When the cake had cooled, I spooned the rest of the kumquats on top. I was going to arrange them into some kind of Michelin-starred precision, but then realised that they looked pleasingly rustic just piled on top. A sprig of mint, and it was finished. The contrasting colours are just beautiful: dark biscuit, creamy golden cheesecake, and the luscious orange of the citrus fruit on top.
It tastes wonderful. I was really pleased with this, especially because I made it up in my head and it worked out as well as I could have hoped. The combination of creamy cheesecake with firm, tart-sweet fruit is delicious; the little slivers of kumquat hidden inside the cake are a lovely surprise in every mouthful. The ginger in the compote and in the biscuit base is also excellent with the sweet creaminess of the cake. I'm very happy with this.

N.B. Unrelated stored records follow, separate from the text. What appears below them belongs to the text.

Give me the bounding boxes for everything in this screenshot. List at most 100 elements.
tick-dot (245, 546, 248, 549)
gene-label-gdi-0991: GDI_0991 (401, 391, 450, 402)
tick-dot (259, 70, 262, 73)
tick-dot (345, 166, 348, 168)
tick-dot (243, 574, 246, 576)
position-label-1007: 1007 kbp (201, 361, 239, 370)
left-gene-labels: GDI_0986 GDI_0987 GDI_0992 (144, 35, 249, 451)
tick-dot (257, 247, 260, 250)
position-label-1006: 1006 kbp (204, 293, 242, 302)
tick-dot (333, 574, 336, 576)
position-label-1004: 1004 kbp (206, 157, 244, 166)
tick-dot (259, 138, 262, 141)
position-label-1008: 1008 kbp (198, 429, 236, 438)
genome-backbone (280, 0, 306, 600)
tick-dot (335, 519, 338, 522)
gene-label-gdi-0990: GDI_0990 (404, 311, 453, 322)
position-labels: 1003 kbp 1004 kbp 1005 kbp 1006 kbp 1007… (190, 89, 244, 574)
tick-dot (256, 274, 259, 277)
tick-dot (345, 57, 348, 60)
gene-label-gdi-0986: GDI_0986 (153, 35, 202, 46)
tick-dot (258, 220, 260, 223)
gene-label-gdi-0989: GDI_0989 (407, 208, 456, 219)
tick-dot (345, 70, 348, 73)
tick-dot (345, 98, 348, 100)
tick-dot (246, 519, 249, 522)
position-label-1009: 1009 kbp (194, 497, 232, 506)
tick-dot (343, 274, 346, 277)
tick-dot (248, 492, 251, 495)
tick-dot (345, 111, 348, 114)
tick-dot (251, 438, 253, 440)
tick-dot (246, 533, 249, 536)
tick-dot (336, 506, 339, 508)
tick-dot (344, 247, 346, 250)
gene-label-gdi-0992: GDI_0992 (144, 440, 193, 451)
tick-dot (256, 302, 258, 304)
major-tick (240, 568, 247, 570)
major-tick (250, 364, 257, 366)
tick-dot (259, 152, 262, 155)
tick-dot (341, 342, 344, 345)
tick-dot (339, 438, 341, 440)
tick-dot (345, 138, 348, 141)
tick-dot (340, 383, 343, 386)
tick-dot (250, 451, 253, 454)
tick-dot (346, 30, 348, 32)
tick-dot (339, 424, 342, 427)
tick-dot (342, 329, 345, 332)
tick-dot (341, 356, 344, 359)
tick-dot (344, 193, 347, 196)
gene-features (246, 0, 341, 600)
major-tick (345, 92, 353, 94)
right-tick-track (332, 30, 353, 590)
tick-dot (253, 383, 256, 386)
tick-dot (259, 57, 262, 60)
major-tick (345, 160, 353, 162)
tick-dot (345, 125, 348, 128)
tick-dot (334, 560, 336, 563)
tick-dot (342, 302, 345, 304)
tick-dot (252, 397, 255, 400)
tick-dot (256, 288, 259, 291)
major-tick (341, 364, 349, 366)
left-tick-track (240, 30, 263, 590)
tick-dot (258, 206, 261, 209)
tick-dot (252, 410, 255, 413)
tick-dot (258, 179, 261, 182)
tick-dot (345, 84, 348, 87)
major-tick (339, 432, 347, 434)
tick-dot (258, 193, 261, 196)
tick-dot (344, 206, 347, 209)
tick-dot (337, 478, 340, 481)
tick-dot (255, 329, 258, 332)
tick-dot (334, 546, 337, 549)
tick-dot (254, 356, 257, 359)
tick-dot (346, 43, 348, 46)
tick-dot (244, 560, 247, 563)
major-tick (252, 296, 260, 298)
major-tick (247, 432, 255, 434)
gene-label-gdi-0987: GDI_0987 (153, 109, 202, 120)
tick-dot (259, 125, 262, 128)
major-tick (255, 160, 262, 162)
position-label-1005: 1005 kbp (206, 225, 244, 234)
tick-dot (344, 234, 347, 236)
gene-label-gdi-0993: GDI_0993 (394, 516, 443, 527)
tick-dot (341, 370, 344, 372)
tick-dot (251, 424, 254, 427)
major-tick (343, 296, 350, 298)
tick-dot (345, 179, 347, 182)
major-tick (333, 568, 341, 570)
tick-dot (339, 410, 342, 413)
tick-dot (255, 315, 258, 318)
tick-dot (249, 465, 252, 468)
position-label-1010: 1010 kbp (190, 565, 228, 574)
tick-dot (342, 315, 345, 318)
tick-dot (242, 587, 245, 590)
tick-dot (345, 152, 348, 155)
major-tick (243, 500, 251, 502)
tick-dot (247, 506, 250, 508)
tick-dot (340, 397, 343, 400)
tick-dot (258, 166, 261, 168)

Kumquat cheesecake (serves 4-6):
- Kumquats (I didn't weigh them, but about two large handfuls should be enough - or you can use more and make extra compote to eat with ice cream or porridge)
- 100ml water
- 60g sugar
- 15 ginger nut biscuits
- 2 tsp ground ginger
- 250g ricotta cheese
- 150ml creme fraiche
- 90g caster sugar
- 2 large eggs
- 1 tbsp honey
- 1-2 tsp vanilla extract
Pre-heat the oven to 170C. Grease and line an 18cm springform cake tin (you can use a 20cm tin - if so reduce the cooking time by about 5-10 minutes).
Place the sugar and water in a small pan and heat until boiling. Quarter the kumquats lengthways, remove the stones, and place in the syrup. Cover with a lid and simmer until the fruit has softened. You want there to still be some liquid remaining in the pan - add a little more water if it has dried up; conversely, if it is too runny, take off the lid and simmer for a bit. Add the ground ginger and leave to cool. Taste it - you might want a little more sugar or ginger.
Place the ginger biscuits in a food processor and process to fine crumbs. Place in the bottom of the tin. Mix the rest of the ingredients together in a food processor or using a hand whisk. Stir through some of the kumquat compote - you want to leave enough to decorate the top of the cake. Don't mix it in too much - you want a sort of ripple effect in the finished cake.
Place the cake in the oven, and bake for 45-55 minutes. If it starts to brown too much on top, cover with foil. It doesn't matter if it cracks a little - it's ready when it's firm and golden at the edges and still slightly wobbly in the middle. Leave to cool with the oven door open, then place in the fridge and chill.
Before serving, spoon the rest of the kumquat compote over the cake. Decorate with mint sprigs, dust with icing sugar, and serve.